• =?utf-8?Q?Re:_Defeating_Tarski_Undefinability_and_G=C3=B6del_1931_Incom

    From Mikko@21:1/5 to olcott on Sun Dec 17 11:06:25 2023
    On 2023-12-17 02:23:12 +0000, olcott said:

    *This is true by definition* Within the body of analytical truth of the analytic/synthetic distinction every element of the body of analytic knowledge (BOAK) is true entirely on the basis of its connection to the semantic meanings that make it true.

    This proves that Gödel's 1931 Incompleteness and Tarski's Undefinability Theorem cannot apply to the body of analytical knowledge (BOAK). Lacking
    this connection excludes an expression from the BOAK, thus undecidable expressions cannot exist within the BOAK.
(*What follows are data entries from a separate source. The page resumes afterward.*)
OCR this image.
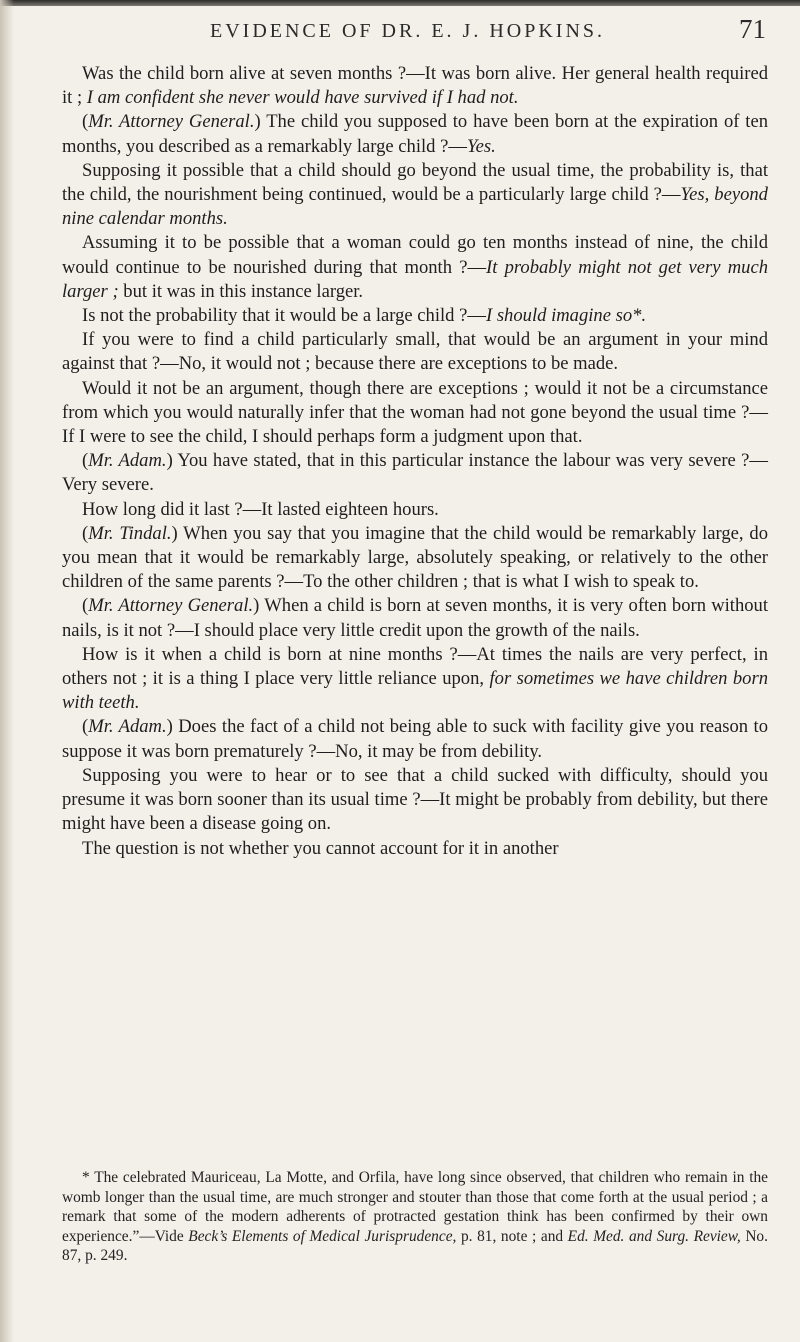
EVIDENCE OF DR. E. J. HOPKINS.	71

Was the child born alive at seven months ?—It was born alive. Her general health required it ; I am confident she never would have survived if I had not.

(Mr. Attorney General.) The child you supposed to have been born at the expiration of ten months, you described as a remarkably large child ?—Yes.

Supposing it possible that a child should go beyond the usual time, the probability is, that the child, the nourishment being continued, would be a particularly large child ?—Yes, beyond nine calendar months.

Assuming it to be possible that a woman could go ten months instead of nine, the child would continue to be nourished during that month ?—It probably might not get very much larger ; but it was in this instance larger.

Is not the probability that it would be a large child ?—I should imagine so*.

If you were to find a child particularly small, that would be an argument in your mind against that ?—No, it would not ; because there are exceptions to be made.

Would it not be an argument, though there are exceptions ; would it not be a circumstance from which you would naturally infer that the woman had not gone beyond the usual time ?—If I were to see the child, I should perhaps form a judgment upon that.

(Mr. Adam.) You have stated, that in this particular instance the labour was very severe ?—Very severe.

How long did it last ?—It lasted eighteen hours.

(Mr. Tindal.) When you say that you imagine that the child would be remarkably large, do you mean that it would be remarkably large, absolutely speaking, or relatively to the other children of the same parents ?—To the other children ; that is what I wish to speak to.

(Mr. Attorney General.) When a child is born at seven months, it is very often born without nails, is it not ?—I should place very little credit upon the growth of the nails.

How is it when a child is born at nine months ?—At times the nails are very perfect, in others not ; it is a thing I place very little reliance upon, for sometimes we have children born with teeth.

(Mr. Adam.) Does the fact of a child not being able to suck with facility give you reason to suppose it was born prematurely ?—No, it may be from debility.

Supposing you were to hear or to see that a child sucked with difficulty, should you presume it was born sooner than its usual time ?—It might be probably from debility, but there might have been a disease going on.

The question is not whether you cannot account for it in another

* The celebrated Mauriceau, La Motte, and Orfila, have long since observed, that children who remain in the womb longer than the usual time, are much stronger and stouter than those that come forth at the usual period ; a remark that some of the modern adherents of protracted gestation think has been confirmed by their own experience.”—Vide Beck’s Elements of Medical Jurisprudence, p. 81, note ; and Ed. Med. and Surg. Review, No. 87, p. 249.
    True(x) is defined by the above, within the BOAK thus refuting Tarski.

    Every element of the BOAK has a provability connection to its semantic meanings truthmaker within the BOAK thus refuting both Tarski and Gödel
    that say this cannot correctly and consistently accomplished.

    Tarski and Gödel don't claim that the arithmetic of natural numbers
    is a part of BOAK as defined above. Therefore your argument does not
    apply.

    There are known sentences that could be, as far as is known, provable,
    but are not proven. They are well formed sentences as their syntactic correctness is provable (and faily easy to prove).

    If Gödel or Tarski could be refuted the way to do that wold be to
    construct an algorithm that determines whether a string is a true
    or false or meaningless (the last option for strings that are not
    syntactically correct sentences). You can't construct such algorithm
    so you can't refute Gödel or Tarski.